Dans ce court article, Michèle Leduc nous invite à réfléchir sur les liens parfois difficiles entre la science et les citoyens. Elle nous alerte sur une évolution aux conséquences difficiles à évaluer : la diffusion via les réseaux sociaux d’informations scientifiques non vérifiées. La crise rencontrée avec la COVID n’en est encore qu’à ses débuts !
– Elle suggère quelques thèmes à approfondir au sein de l’Union rationaliste : la notion de progrès à revoir ; la défiance face à l’expertise des scientifiques ; la communication et la lutte contre la désinformation.
Plus que jamais, en 2025, ces thèmes restent d’actualité, bien qu’ayant été traités lors de colloques de l’UR ou dans des articles de Raison Présente.
3. LE PRINCIPE DE PRÉCAUTION ET L’EXPERTISE DES SCIENTIFIQUES
Raison Présente n° 228, 4etrimestre 2023,
Tout est-il souhaitable en recherche ?
Michèle Leduc, dans cet article se propose d’analyser le principe de précaution, appliqué aux sciences. Après un rapide survol historique, en commençant avec les présocratiques, l’autrice nous invite à réfléchir sur deux concepts : la prévention et la précaution : « Les actions de prévention […] se justifient quand les risques de certaines technologies sont bien identifiés dans des situations actuelles et que les décideurs sont conduits à prendre des mesures de sécurité ». Mais que faire lorsque les incertitudes sont trop élevées ? C’est alors qu’émerge le principe de précaution (1992).
Mais des ambiguïtés ne peuvent être ignorées. Michèle Leduc donne un exemple significatif : appliquer le principe de précaution à la recherche de nouveaux médicaments serait absurde, même si des effets secondaires sont toujours possibles. La bonne stratégie est de mener des recherches rigoureuses avant toute mise sur le marché. On note aussi que le principe de précaution peut être compris par certains industriels comme un frein à l’innovation.
C’est aux experts d’évaluer les risques potentiels de nouvelles découvertes, avec le risque toutefois que les conclusions soient biaisées par des conflits d’intérêt. Et d’ailleurs « Les chercheurs ne sont pas toujours en capacité de répondre aux peurs irrationnelles, eux-mêmes peuvent d’ailleurs ne pas y être insensibles ».
Toutefois, le principe de précaution a aussi d’incontestables mérites : il impose un devoir de vigilance sans éviter malgré tout le risque zéro. Michèle Leduc donne l’exemple des antennes relais, qui semblent avoir des conséquences très faibles sur la santé : refuser l’implantation de nouvelles antennes relais engendre de réels problèmes de connexion ; l’accepter c’est prendre un risque (car les effets ne sont pas nuls) mais un risque très faible comme le montrent les très sérieuses et multiples études scientifiques menées.

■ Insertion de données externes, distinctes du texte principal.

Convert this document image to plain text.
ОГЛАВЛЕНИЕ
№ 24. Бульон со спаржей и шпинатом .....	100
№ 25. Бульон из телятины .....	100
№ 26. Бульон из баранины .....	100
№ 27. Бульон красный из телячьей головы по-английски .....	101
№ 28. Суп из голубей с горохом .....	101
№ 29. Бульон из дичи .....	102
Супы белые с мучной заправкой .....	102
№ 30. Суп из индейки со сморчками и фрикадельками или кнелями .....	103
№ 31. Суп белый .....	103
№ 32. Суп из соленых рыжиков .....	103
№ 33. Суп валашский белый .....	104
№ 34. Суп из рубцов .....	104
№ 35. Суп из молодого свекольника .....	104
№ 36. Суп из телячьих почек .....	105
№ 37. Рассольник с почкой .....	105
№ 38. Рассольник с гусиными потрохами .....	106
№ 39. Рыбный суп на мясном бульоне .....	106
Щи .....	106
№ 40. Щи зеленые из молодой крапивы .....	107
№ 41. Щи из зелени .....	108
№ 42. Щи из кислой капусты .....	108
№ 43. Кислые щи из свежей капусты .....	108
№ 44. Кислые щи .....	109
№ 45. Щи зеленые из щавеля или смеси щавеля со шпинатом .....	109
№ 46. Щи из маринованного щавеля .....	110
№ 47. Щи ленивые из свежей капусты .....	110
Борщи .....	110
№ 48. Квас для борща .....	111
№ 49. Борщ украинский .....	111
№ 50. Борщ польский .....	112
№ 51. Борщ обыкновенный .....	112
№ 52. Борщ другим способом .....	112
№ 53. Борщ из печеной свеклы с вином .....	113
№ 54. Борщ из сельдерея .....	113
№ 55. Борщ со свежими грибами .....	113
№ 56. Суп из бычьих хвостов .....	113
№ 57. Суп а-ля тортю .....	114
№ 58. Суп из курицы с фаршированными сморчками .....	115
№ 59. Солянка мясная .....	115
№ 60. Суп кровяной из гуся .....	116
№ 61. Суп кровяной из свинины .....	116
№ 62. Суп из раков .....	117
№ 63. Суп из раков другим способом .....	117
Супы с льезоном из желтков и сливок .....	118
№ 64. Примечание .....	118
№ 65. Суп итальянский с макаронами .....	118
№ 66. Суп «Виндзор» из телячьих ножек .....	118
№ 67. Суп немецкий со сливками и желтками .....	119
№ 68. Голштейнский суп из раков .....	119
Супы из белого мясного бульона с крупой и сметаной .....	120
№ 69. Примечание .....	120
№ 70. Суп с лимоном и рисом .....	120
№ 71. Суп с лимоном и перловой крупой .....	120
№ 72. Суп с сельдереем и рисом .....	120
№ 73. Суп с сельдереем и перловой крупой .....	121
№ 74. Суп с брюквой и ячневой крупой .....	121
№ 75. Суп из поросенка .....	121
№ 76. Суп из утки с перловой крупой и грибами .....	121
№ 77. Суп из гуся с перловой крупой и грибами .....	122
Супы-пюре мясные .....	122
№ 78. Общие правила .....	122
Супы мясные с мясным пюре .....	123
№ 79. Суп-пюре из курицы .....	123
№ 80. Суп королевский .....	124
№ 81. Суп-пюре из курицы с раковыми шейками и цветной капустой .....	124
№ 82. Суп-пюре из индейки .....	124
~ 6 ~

En quelques pages, d’une remarquable limpidité, l’autrice pose un problème qui interpelle toujours plus les citoyens.
Les lecteurs qui souhaitent aller plus loin peuvent consulter le site très complet : https://www.lkb.fr/laboratoire/membres/michele-leduc/
1 https://www.college-de-france.fr/media/jean-dalibard/UPL6118173539660812201_images_physique..pdf
2 M.U.R.S : Mouvement Universel de la Responsabilité Scientifique. Le M.U.R.S est une association loi 1901 qui a pour but d’organiser des manifestations, destinées à la prise de conscience des problèmes qui peuvent résulter des développements de la science et de ses applications.